Dr Herzl understood all this and he said : ‘we must understand and we must know that we must work for Zion, even more than our parents, because we have better means of doing it. Because we find ourselves under the flat of civilised powers, and today there is no need to risk one’s life for one’s nation or religion. All we need to give is a shilling when it’s needed, and to attend a meeting when it’s called for. And their main work should be (and this is not difficult) to encourage in each other the spirit of patriotism. It means that every Jew should know that besides being a child of his parents and a member of his family, he should also know that he is a member of the whole Jewish nation. And just as one is devoted to one’s parents and family, one should have the same feeling for the whole nation. Because the progress of a nation or its destruction does not depend on (? mazzarieta ??), how many people are in that nation or how strong they are, it depends only on their feelings for the nation… and to prove this we need not go far.

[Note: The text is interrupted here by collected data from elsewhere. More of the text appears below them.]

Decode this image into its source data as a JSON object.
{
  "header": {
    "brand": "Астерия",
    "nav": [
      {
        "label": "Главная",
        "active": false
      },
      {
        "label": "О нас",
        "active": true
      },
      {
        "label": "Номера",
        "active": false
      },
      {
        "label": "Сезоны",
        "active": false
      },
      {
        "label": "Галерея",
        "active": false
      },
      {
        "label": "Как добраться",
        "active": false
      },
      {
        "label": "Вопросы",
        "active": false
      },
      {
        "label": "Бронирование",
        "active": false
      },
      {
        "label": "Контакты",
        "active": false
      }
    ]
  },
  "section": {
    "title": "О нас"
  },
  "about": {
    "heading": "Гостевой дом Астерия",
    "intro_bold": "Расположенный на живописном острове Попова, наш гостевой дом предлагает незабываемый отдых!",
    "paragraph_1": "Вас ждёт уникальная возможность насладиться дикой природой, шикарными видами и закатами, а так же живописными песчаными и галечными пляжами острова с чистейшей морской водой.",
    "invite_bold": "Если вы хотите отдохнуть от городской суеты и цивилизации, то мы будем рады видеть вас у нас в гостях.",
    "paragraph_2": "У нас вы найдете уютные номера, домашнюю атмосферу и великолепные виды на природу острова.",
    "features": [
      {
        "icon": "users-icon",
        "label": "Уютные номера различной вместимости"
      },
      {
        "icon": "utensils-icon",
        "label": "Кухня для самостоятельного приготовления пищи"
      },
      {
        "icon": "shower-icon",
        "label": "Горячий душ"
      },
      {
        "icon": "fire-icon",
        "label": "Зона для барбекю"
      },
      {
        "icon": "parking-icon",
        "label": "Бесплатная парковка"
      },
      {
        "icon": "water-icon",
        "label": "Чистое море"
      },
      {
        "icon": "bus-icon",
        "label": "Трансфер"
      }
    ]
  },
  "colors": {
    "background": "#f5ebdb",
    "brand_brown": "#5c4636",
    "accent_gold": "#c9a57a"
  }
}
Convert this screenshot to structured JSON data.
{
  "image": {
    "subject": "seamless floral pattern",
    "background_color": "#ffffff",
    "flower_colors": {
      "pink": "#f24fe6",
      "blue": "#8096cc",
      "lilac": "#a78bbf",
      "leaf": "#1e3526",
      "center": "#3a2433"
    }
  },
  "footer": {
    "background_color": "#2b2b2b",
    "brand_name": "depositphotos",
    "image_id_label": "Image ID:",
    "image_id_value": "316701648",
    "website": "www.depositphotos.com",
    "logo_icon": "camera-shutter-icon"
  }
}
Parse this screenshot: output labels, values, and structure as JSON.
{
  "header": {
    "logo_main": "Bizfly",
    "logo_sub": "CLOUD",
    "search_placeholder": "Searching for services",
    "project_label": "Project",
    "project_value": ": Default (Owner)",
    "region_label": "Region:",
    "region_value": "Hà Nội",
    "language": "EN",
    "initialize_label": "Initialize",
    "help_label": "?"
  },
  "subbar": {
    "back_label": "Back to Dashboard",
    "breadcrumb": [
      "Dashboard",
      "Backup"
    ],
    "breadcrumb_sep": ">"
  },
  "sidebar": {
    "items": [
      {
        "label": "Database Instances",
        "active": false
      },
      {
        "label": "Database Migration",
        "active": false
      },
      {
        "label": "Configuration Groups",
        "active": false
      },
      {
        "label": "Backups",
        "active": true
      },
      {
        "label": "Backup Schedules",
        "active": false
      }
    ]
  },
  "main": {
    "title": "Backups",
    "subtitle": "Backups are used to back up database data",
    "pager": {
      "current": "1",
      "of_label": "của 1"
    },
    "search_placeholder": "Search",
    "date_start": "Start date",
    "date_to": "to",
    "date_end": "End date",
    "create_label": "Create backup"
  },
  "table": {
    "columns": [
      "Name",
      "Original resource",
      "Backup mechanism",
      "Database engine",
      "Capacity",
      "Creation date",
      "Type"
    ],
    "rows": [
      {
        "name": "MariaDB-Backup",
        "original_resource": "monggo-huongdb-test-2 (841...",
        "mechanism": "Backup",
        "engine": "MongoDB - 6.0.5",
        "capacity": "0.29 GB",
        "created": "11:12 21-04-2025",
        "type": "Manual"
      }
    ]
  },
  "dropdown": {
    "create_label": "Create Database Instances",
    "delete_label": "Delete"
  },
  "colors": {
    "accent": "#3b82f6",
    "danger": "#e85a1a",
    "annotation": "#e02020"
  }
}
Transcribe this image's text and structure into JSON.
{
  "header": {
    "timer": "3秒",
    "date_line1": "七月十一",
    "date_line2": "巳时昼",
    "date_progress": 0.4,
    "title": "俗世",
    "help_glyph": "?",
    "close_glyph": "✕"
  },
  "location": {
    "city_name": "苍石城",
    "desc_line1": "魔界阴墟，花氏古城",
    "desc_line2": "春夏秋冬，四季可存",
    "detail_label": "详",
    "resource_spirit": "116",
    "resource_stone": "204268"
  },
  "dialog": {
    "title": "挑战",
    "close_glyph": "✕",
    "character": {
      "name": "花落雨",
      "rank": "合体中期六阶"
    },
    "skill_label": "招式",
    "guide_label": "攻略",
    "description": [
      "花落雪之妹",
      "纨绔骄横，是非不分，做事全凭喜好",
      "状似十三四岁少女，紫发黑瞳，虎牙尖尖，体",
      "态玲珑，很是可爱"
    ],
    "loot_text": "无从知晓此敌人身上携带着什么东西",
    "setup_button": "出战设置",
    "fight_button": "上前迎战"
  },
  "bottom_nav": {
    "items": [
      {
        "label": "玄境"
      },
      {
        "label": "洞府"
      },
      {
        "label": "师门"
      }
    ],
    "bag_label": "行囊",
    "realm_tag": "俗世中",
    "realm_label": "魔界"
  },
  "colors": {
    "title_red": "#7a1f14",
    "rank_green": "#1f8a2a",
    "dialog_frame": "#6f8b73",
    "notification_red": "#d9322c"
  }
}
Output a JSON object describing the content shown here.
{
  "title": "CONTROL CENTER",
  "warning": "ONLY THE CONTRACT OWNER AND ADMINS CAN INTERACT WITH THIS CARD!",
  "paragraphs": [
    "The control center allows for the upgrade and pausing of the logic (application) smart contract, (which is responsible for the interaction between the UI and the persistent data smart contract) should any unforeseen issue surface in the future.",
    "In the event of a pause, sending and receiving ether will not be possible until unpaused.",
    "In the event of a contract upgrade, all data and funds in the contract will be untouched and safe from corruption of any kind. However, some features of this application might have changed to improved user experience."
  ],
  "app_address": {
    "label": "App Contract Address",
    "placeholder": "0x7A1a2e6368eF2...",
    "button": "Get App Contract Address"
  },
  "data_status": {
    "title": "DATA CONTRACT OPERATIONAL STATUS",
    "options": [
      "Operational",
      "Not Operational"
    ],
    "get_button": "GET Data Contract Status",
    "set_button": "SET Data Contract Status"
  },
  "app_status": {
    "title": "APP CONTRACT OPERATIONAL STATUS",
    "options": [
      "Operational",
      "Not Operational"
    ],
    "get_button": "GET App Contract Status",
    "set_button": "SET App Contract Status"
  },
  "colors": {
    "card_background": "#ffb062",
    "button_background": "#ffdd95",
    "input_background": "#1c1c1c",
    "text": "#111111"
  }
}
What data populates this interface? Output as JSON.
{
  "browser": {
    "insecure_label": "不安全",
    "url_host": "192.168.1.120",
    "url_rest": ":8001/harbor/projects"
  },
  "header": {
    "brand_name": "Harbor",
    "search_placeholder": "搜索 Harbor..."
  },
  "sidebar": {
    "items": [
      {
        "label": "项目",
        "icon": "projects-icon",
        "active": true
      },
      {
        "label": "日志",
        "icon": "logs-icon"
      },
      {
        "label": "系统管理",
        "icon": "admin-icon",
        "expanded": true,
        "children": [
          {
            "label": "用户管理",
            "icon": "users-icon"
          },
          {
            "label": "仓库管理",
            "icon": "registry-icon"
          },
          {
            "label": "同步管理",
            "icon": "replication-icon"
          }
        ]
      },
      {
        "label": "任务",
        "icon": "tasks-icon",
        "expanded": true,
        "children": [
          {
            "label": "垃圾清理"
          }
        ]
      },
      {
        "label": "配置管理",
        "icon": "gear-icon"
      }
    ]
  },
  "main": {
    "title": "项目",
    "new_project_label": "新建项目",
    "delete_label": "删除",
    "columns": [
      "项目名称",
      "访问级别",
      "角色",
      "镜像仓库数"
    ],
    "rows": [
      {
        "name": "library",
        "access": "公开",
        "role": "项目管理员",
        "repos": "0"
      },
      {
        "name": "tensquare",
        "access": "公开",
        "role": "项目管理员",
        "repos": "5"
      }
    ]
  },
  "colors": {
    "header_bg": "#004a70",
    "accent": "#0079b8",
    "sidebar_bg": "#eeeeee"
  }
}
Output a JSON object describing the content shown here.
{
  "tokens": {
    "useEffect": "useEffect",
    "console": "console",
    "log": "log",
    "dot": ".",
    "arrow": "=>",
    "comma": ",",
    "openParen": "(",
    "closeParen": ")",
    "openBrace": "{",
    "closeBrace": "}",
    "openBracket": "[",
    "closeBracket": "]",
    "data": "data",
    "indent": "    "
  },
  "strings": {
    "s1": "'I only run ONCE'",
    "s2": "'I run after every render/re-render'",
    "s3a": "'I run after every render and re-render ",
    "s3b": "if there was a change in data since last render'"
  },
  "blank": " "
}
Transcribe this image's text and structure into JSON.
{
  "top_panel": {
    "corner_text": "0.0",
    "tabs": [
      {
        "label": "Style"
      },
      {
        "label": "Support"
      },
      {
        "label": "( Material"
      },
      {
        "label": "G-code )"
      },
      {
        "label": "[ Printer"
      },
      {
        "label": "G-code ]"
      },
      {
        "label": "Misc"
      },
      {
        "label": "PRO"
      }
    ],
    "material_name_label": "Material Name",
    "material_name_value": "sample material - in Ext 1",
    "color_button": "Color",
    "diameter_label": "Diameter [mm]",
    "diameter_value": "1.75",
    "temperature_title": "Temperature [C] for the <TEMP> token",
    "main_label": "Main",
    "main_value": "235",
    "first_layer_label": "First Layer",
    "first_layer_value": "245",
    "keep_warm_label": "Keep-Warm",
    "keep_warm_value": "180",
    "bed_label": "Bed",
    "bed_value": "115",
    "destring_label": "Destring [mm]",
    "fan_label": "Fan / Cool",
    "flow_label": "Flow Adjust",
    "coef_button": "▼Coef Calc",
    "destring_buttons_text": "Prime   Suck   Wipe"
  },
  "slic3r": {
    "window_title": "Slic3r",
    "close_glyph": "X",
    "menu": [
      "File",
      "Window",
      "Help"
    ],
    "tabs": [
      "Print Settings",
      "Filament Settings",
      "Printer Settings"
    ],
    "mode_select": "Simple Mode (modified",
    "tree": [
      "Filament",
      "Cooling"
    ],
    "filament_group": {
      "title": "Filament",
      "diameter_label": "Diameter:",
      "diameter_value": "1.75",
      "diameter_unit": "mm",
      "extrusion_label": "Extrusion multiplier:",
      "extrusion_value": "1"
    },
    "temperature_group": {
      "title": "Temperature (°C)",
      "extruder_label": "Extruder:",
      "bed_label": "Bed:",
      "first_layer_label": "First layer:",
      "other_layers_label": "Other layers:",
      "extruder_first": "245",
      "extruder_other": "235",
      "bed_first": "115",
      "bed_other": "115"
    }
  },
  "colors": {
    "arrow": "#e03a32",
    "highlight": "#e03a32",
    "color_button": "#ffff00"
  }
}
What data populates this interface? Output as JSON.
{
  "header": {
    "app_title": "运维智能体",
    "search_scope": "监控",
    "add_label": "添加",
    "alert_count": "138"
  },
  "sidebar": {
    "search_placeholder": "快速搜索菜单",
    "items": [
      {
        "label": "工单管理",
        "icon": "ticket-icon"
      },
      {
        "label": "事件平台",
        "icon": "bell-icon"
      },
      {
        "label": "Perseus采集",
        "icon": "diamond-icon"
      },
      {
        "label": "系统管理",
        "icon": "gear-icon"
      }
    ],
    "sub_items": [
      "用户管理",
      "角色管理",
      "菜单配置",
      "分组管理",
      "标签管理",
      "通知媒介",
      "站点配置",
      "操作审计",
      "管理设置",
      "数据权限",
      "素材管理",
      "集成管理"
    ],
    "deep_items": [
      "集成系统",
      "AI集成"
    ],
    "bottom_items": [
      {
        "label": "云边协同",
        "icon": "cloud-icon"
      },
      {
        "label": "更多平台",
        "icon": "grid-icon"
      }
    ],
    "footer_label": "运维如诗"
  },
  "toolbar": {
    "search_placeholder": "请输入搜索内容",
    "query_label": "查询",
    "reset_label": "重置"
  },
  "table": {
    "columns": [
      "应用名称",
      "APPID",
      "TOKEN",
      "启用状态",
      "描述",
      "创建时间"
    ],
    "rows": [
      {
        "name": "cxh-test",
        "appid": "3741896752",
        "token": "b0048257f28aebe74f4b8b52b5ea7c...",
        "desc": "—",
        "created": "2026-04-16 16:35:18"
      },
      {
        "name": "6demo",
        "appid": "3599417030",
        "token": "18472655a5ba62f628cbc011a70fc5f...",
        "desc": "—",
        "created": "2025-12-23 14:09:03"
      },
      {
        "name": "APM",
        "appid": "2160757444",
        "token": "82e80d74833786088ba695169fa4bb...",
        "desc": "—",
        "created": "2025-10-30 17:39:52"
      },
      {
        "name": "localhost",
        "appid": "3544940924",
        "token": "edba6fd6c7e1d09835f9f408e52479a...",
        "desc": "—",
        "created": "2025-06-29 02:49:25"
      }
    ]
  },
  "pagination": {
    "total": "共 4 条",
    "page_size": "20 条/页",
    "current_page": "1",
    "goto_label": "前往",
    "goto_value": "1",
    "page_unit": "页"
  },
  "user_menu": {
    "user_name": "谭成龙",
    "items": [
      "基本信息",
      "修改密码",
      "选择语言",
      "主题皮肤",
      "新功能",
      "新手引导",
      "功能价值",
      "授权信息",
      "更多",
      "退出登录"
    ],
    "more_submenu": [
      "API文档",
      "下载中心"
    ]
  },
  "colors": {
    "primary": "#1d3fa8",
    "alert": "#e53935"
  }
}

As we find in the Torah: ‘when we were given the laws how to conduct ourselves in our land, we find a rule – how to conduct ourselves in time of war, as when the Jewish people were prepared to go to fight. The commander said (Deuteronomy 20:5-8 sentences)’ Because a person may be unwilling to abandon his house, his garden or his bride, and the feeling of a nation. Therefore let him leave the army and return home, even though the army will be smaller. This shows us that our main strength lies not in mazzarieta, but it depends on national feeling – to the extent that we are prepared to give for the nation; although we are not going to war, we would like to become a nation, and we should know how our nation progresses. Our might and strength consists of our unity and our striving for our olim to go under the flag of Zion, because this is our hope and our final goal. We must desire it and God will help us.
Bad times have arrived – business is weaker and expenses are increasing for orthodox Jews, because we are now convinced to live in the old way and sit in the Beit Hamedrash and to study, and the wife should carry on the business – it is possible that one must oneself take a hand in the business. Because the wives are not efficient enough in business. And so the husbands had to leave home, and they may come to the conclusion that it would be a better plan to go to Eretz Yisrael, because that is a country that is tied up with our religion and we belong there and are free, as in America and Africa.
Notes:
[i] In the Torah, Amalek is described as a nation that is the enemy of the Israelites.
[ii] Next year in Jerusalem- said at the end of the Passover seder.
[iii] Nathan Sokolow (1859 –1936) was a Zionist leader, author, translator, and was the secretary general, later president of a World Zionist Congress. He visited South Africa in 1926.
[iv] Choni ha-Me'agel was a Jewish scholar of the 1st-century BCE.